Die Klagen gegen die Untersagungsverfügungen hatten jeweils - spätestens - im Berufungsverfahren Erfolg. Das Oberverwaltungsgericht Rheinland-Pfalz hat das Sportwettenmonopol für unionsrechtswidrig gehalten und dazu auf die Werbepraxis des Monopolträgers verwiesen, die der Suchtbekämpfung zuwiderlaufe und zum Wetten anreize. Der Bayerische Verwaltungsgerichtshof hat angenommen, die Glücksspielpolitik im Bereich der Geldspielautomaten sei auf Expansion angelegt und widerspreche dem Ziel der Suchtbekämpfung. Das Oberverwaltungsgericht für das Land Nordrhein-Westfalen hat auf beide Gesichtspunkte abgestellt. Alle genannten Berufungsgerichte sind davon ausgegangen, dass die nachgeschobenen Begründungen die Verbote nicht rechtfertigen könnten, da die Gründe für eine Ermessensausübung nachträglich nur ergänzt, aber nicht ausgetauscht werden dürften. Soweit die Untersagungen sich für die Vergangenheit bereits erledigt hätten, könnten die Kläger die Feststellung der Rechtswidrigkeit verlangen.

In einigen Revisionsverfahren stellt sich die Frage, unter welchen Voraussetzungen ein berechtigtes Interesse an der Feststellung der Rechtswidrigkeit erledigter Verbote besteht. Darüber hinaus wird u. a. zu klären sein, ob eine der Suchtbekämpfung widersprechende Politik in einem anderen, bundesrechtlich geregelten Glücksspielbereich stets zur Rechtswidrigkeit des landesrechtlichen Sportwettenmonopols führt oder nur dann, wenn die gegenläufige Politik sich auf den Monopolbereich auswirkt. Dabei stellt sich das Problem, inwieweit das Bundesstaatsprinzip eine Berücksichtigung von Regelungen anderer Kompetenzträger bei der Kohärenzprüfung zulässt.
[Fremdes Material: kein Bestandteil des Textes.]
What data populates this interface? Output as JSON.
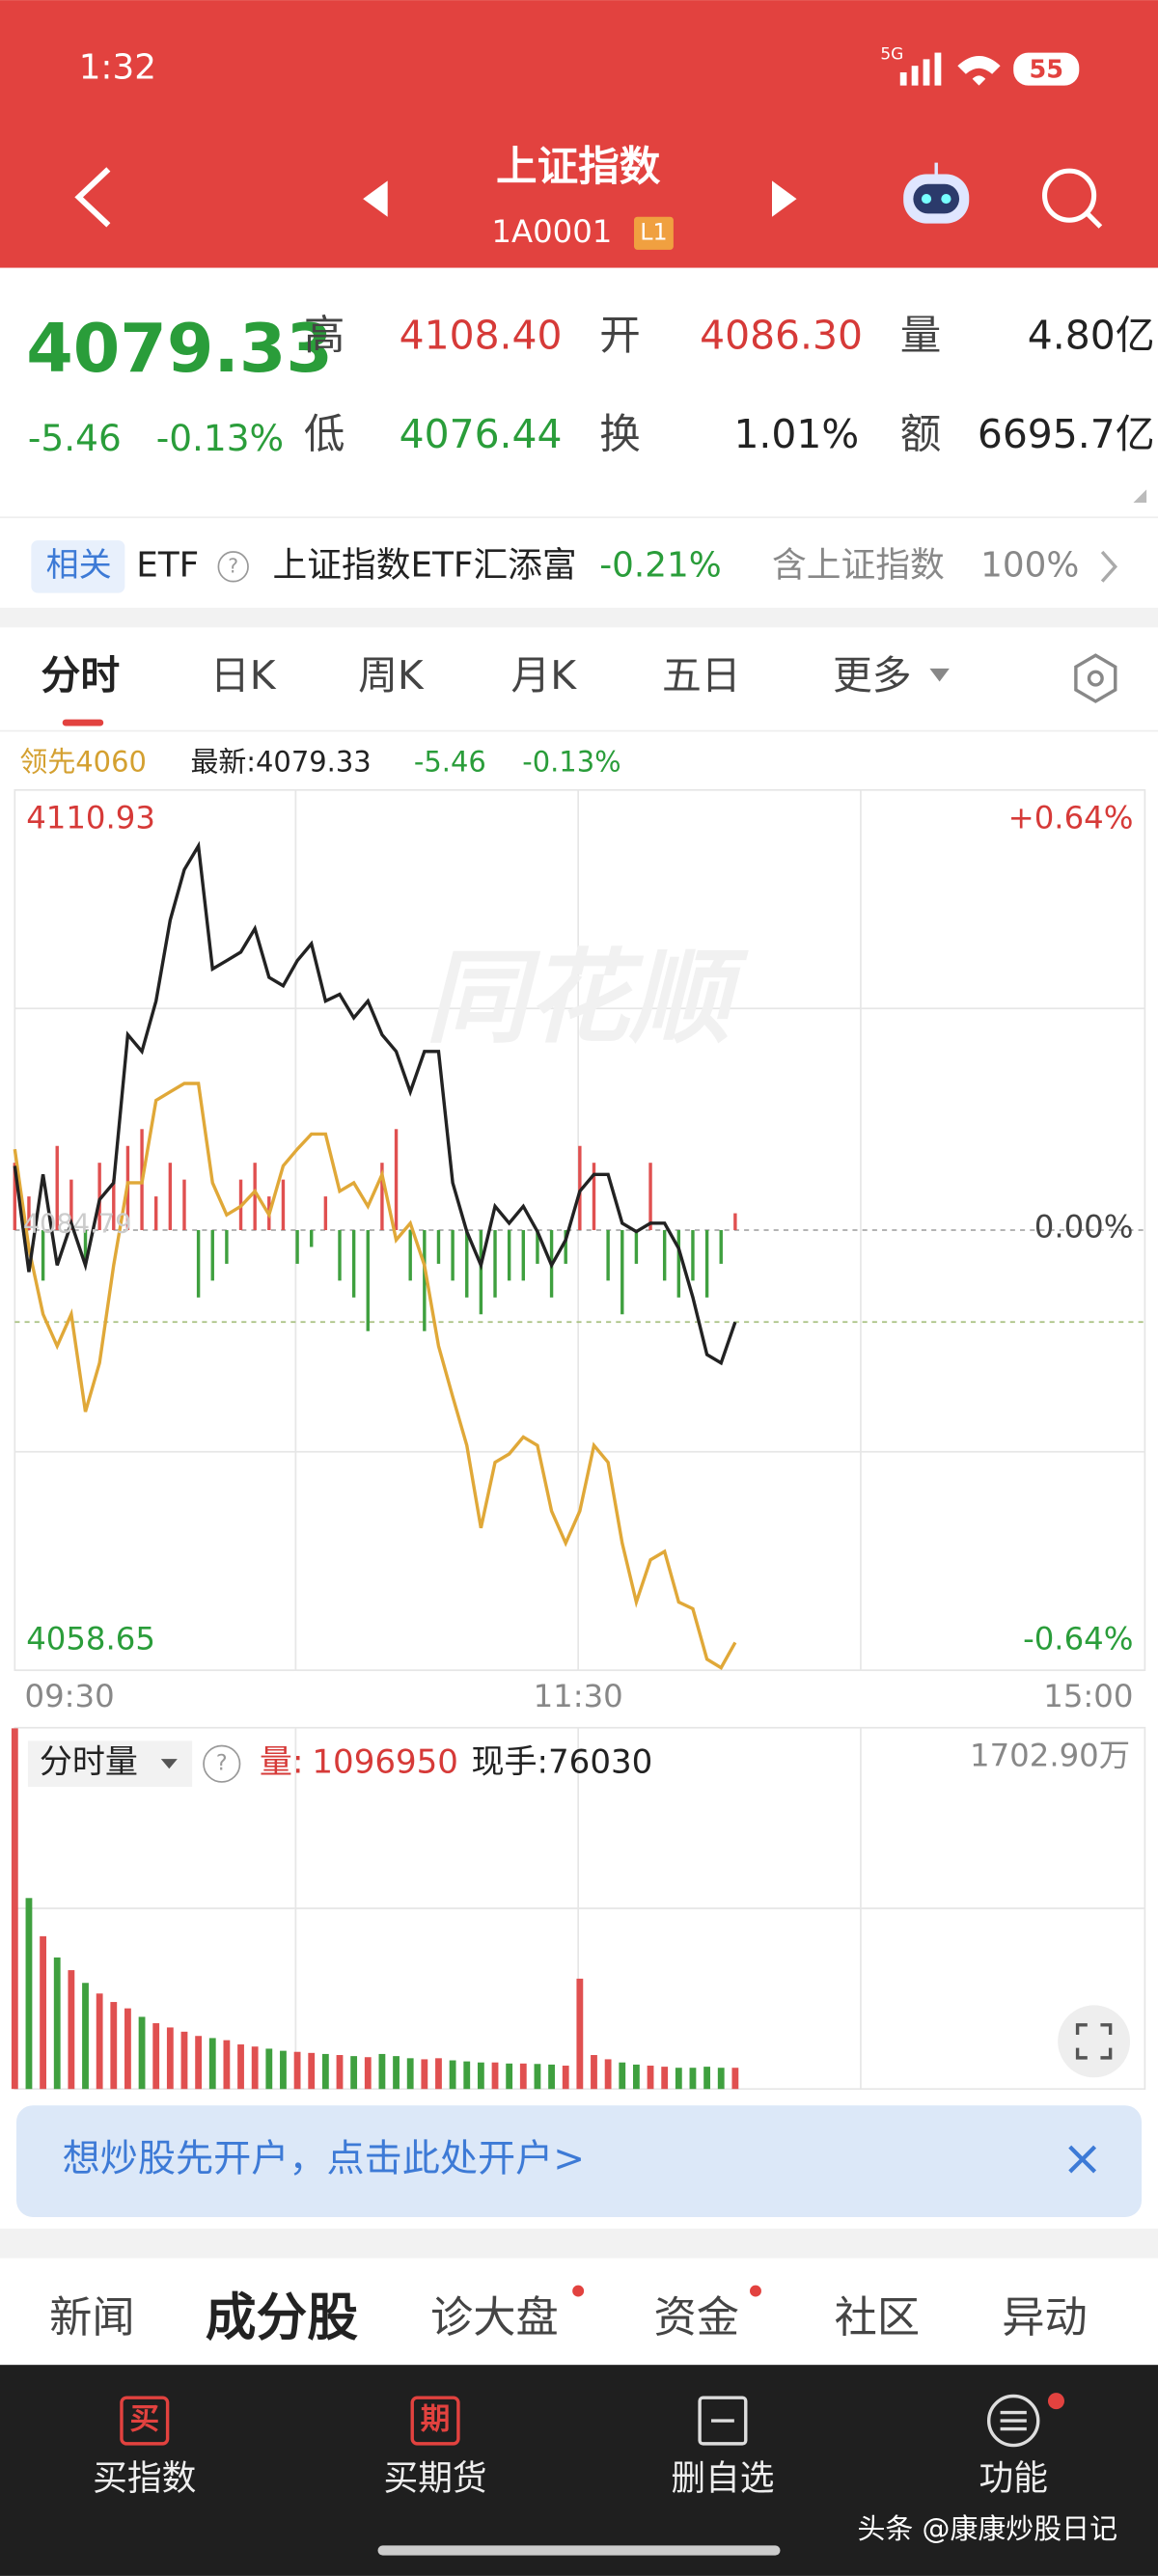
{
  "status_bar": {
    "time": "1:32",
    "network": "5G",
    "battery": "55"
  },
  "header": {
    "title": "上证指数",
    "code": "1A0001",
    "level": "L1"
  },
  "quote": {
    "price": "4079.33",
    "change": "-5.46",
    "change_pct": "-0.13%",
    "stats": [
      {
        "label": "高",
        "value": "4108.40"
      },
      {
        "label": "开",
        "value": "4086.30"
      },
      {
        "label": "量",
        "value": "4.80亿"
      },
      {
        "label": "低",
        "value": "4076.44"
      },
      {
        "label": "换",
        "value": "1.01%"
      },
      {
        "label": "额",
        "value": "6695.7亿"
      }
    ]
  },
  "etf": {
    "tag": "相关",
    "type": "ETF",
    "help": "?",
    "name": "上证指数ETF汇添富",
    "change": "-0.21%",
    "holding_label": "含上证指数",
    "holding": "100%"
  },
  "tabs": [
    "分时",
    "日K",
    "周K",
    "月K",
    "五日",
    "更多"
  ],
  "legend": {
    "leader": "领先4060",
    "latest": "最新:4079.33",
    "change": "-5.46",
    "change_pct": "-0.13%"
  },
  "chart": {
    "watermark": "同花顺",
    "ymax": 4110.93,
    "ymin": 4058.65,
    "prev_close": 4084.79,
    "pct_top": "+0.64%",
    "pct_mid": "0.00%",
    "pct_bottom": "-0.64%",
    "times": [
      "09:30",
      "11:30",
      "15:00"
    ],
    "price": [
      4088.6,
      4082.3,
      4088.1,
      4082.7,
      4085.2,
      4082.7,
      4086.6,
      4087.6,
      4096.4,
      4095.4,
      4098.4,
      4103.2,
      4106.2,
      4107.6,
      4100.3,
      4100.8,
      4101.3,
      4102.7,
      4099.8,
      4099.3,
      4100.8,
      4101.8,
      4098.4,
      4098.8,
      4097.4,
      4098.4,
      4096.4,
      4095.4,
      4093.0,
      4095.4,
      4095.4,
      4087.6,
      4084.7,
      4082.7,
      4086.2,
      4085.2,
      4086.2,
      4084.7,
      4082.7,
      4084.2,
      4087.1,
      4088.1,
      4088.1,
      4085.2,
      4084.7,
      4085.2,
      4085.2,
      4083.7,
      4080.8,
      4077.4,
      4076.9,
      4079.33
    ],
    "leader": [
      4089.6,
      4083.7,
      4079.8,
      4077.9,
      4079.8,
      4074.0,
      4076.9,
      4082.7,
      4087.6,
      4087.6,
      4092.5,
      4093.0,
      4093.5,
      4093.5,
      4087.6,
      4085.7,
      4086.2,
      4087.1,
      4085.7,
      4088.6,
      4089.6,
      4090.5,
      4090.5,
      4087.1,
      4087.6,
      4086.2,
      4088.1,
      4084.2,
      4085.2,
      4082.7,
      4077.9,
      4074.9,
      4072.0,
      4067.1,
      4071.0,
      4071.5,
      4072.5,
      4072.0,
      4068.1,
      4066.2,
      4068.1,
      4072.0,
      4071.0,
      4066.2,
      4062.7,
      4065.2,
      4065.7,
      4062.7,
      4062.3,
      4059.3,
      4058.8,
      4060.3
    ],
    "breadth": [
      4,
      2,
      -3,
      5,
      3,
      -2,
      4,
      3,
      5,
      6,
      2,
      4,
      3,
      -4,
      -3,
      -2,
      3,
      4,
      2,
      3,
      -2,
      -1,
      2,
      -3,
      -4,
      -6,
      4,
      6,
      -3,
      -6,
      -2,
      -3,
      -4,
      -5,
      -4,
      -3,
      -3,
      -2,
      -4,
      -2,
      5,
      4,
      -3,
      -5,
      -2,
      4,
      -3,
      -4,
      -3,
      -4,
      -2,
      1
    ]
  },
  "volume": {
    "selector": "分时量",
    "help": "?",
    "vol_label": "量:",
    "vol": "1096950",
    "hand": "现手:76030",
    "max": 1702.9,
    "max_label": "1702.90万",
    "values": [
      1700,
      900,
      720,
      620,
      560,
      500,
      450,
      410,
      380,
      340,
      310,
      290,
      270,
      250,
      240,
      230,
      210,
      200,
      190,
      180,
      175,
      170,
      165,
      160,
      155,
      150,
      165,
      155,
      145,
      140,
      145,
      135,
      130,
      125,
      125,
      120,
      120,
      118,
      115,
      110,
      520,
      160,
      140,
      125,
      115,
      110,
      105,
      100,
      100,
      105,
      100,
      100
    ]
  },
  "banner": {
    "text": "想炒股先开户，点击此处开户>",
    "close": "×"
  },
  "bottom_tabs": [
    "新闻",
    "成分股",
    "诊大盘",
    "资金",
    "社区",
    "异动"
  ],
  "nav": [
    {
      "icon": "买",
      "label": "买指数"
    },
    {
      "icon": "期",
      "label": "买期货"
    },
    {
      "label": "删自选"
    },
    {
      "label": "功能"
    }
  ],
  "watermark": "头条 @康康炒股日记"
}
Schließlich sind die rechtlichen Bindungen des Untersagungsermessens näher zu bestimmen, insbesondere die Grenzen zulässigen Nachschiebens von Ermessenserwägungen bei Dauerverwaltungsakten wie den Verbotsverfügungen.

Die mündliche Verhandlung wird am 21. März 2013, 10.00 Uhr, fortgesetzt.

In weiteren Verfahren wird am 16./17. April 2013 und am 14./15. Mai 2013 verhandelt.

In den Verwaltungsstreitsachen BVerwG 8 C 10.12, BVerwG 8 C 14.12, BVerwG 8 C 15.12, BVerwG 8 C 16.12, BVerwG 8 C 35.12 und BVerwG 8 C 41.12 (Sportwetten) ist
Termin zur Verkündung einer Entscheidung bestimmt worden auf
Donnerstag, den 16. Mai 2013, 14.00 Uhr.